Observação: As referências históricas de Clausewitz – no sécolo XVIII – foram nobres que regiam sobre seus territórios á semelhança de um pequeno empresário. Os seus interesses eram por aumento do território, da população, dos impostos, dos recursos minerais. Frederico II da Prússia seria um exemplo típico. Os “reis” tinham consultores para avaliar os riscos e os ganhos potenciais. No futuro identificou os Estados nacionais, com maiores contingentes das sociedades participando dos interesses – e das políticas. O colonialismo, por exemplo, o britânico, não foi objeto de seus estudos. Clausewitz faleceu em 1831. Não presenciou a expansão da Revolução Industrial.
Observação: Clausevitz foi motivado pela derrota esmagadora do exército prussiano por Napoleão (1791). Das lições, que formulou, resultou a reorganização que levou às vitórias sobre Napoleão e depois às das campanhas da Prússia pela união da Alemanha, sob Bismark.
Observação: A sua obra teve grande influência no pensamento político e militar. O foco exclusivo do profissional Clausewitz na força militar e seu emprego na guerra, com exclusão da ética / moral, mesmo estabelecendo a ascendência do político – monarca – sobre o general, isto é, sem referência ao valor da vida dos súditos, deve ter contribuído para a configuração do ambiente que resultou na Primeira Guerra Mundial, após cerca 100 anos de relativa paz na Europa. É presumível que tenha contribuído para inibir uma rejeição do comando militar alemão ao nazismo.

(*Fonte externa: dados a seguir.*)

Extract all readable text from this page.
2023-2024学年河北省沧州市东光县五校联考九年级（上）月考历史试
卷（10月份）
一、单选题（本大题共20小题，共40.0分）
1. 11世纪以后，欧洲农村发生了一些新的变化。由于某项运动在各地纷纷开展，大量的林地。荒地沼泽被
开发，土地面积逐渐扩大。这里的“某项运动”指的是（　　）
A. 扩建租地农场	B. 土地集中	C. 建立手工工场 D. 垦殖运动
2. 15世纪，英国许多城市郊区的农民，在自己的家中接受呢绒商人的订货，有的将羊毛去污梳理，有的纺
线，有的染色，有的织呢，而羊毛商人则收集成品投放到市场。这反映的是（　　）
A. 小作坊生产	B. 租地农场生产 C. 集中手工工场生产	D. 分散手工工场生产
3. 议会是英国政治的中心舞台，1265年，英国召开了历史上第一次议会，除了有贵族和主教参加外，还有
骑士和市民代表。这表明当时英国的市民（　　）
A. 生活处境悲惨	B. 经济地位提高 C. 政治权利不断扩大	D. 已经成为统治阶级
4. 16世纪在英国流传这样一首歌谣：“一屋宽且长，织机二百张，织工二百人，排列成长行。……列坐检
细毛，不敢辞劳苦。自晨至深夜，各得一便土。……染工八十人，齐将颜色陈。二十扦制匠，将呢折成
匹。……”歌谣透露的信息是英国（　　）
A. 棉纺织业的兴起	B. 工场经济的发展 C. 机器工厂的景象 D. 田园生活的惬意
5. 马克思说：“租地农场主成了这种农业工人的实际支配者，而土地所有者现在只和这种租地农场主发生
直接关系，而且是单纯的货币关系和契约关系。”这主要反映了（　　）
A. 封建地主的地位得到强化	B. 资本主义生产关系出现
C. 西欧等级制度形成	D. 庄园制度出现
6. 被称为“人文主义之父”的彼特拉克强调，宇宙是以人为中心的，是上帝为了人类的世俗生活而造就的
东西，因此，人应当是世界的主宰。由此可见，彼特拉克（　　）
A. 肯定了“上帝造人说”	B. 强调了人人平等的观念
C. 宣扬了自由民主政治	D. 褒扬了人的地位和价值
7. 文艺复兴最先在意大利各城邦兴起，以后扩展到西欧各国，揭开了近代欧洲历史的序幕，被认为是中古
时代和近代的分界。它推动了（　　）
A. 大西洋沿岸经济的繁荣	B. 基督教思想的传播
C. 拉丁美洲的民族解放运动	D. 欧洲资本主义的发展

Observação: Não se pode responsabilizar Clausewitz por não ter sido desenvolvida até hoje uma Filosofia da Paz, que tivesse mobilizado todas as sociedades, até para a desobediência civil em determinadas circunstâncias.

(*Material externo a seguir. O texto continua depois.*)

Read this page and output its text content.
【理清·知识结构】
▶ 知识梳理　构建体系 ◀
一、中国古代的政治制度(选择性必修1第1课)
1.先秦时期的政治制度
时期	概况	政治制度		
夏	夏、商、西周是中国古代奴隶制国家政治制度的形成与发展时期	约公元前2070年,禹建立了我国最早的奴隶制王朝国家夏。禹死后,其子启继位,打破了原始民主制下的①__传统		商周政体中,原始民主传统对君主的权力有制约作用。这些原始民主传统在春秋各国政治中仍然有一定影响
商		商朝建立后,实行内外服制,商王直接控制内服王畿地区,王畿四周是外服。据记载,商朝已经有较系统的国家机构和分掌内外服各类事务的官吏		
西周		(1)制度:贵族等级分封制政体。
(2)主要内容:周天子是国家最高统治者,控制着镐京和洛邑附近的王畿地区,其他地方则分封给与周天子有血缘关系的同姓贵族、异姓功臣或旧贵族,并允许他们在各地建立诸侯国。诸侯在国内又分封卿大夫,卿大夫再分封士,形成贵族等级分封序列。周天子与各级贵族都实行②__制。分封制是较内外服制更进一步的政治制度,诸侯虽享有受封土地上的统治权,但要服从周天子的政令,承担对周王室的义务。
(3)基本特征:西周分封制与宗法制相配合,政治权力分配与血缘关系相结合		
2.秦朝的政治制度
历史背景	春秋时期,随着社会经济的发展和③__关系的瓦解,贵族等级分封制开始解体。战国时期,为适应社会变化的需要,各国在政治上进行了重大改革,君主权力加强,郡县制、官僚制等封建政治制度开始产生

Observação: Em relação às circunstâncias físicas, materiais e sociais no inicio do século XIX as circunstâncias na atualidade do inicio do século XXI são muito diferentes: Ocorreu uma revolução industrial em impulsos sucessivos, acontecendo agora a da informação via Internet; a prosperidade e o conforto alcançaram níveis antes inimagináveis para cerca de 15% da população global; o conhecimento é amplamente difundido; as responsabilidades estão descentralizadas tendo emergido o Trabalhador do Conhecimento – caracterizado por Peter Drucker em “Post-capitalist society” –, ocorre a globalização da produção, estabeleceu-se a União Europeia e mesmo uma moeda comum, desde 1990 os regimes de governo democráticos expandiram-se mundo afora. A hipótese da utilização de armas termonucleares sustenta a percepção do absurdo da guerra. O reconhecimento do absurdo de ‘grandes guerras’ induz condenações de ‘guerras restritas’, mesmo de contra-insurgências. Está se tornando perceptível / percebido que a guerra não é a continuação da política com outros meios mas o fracasso da política.
Questão: Como evoluíram as circunstâncias sociais e os critérios de decisão sobre o empenho em conflitos armados?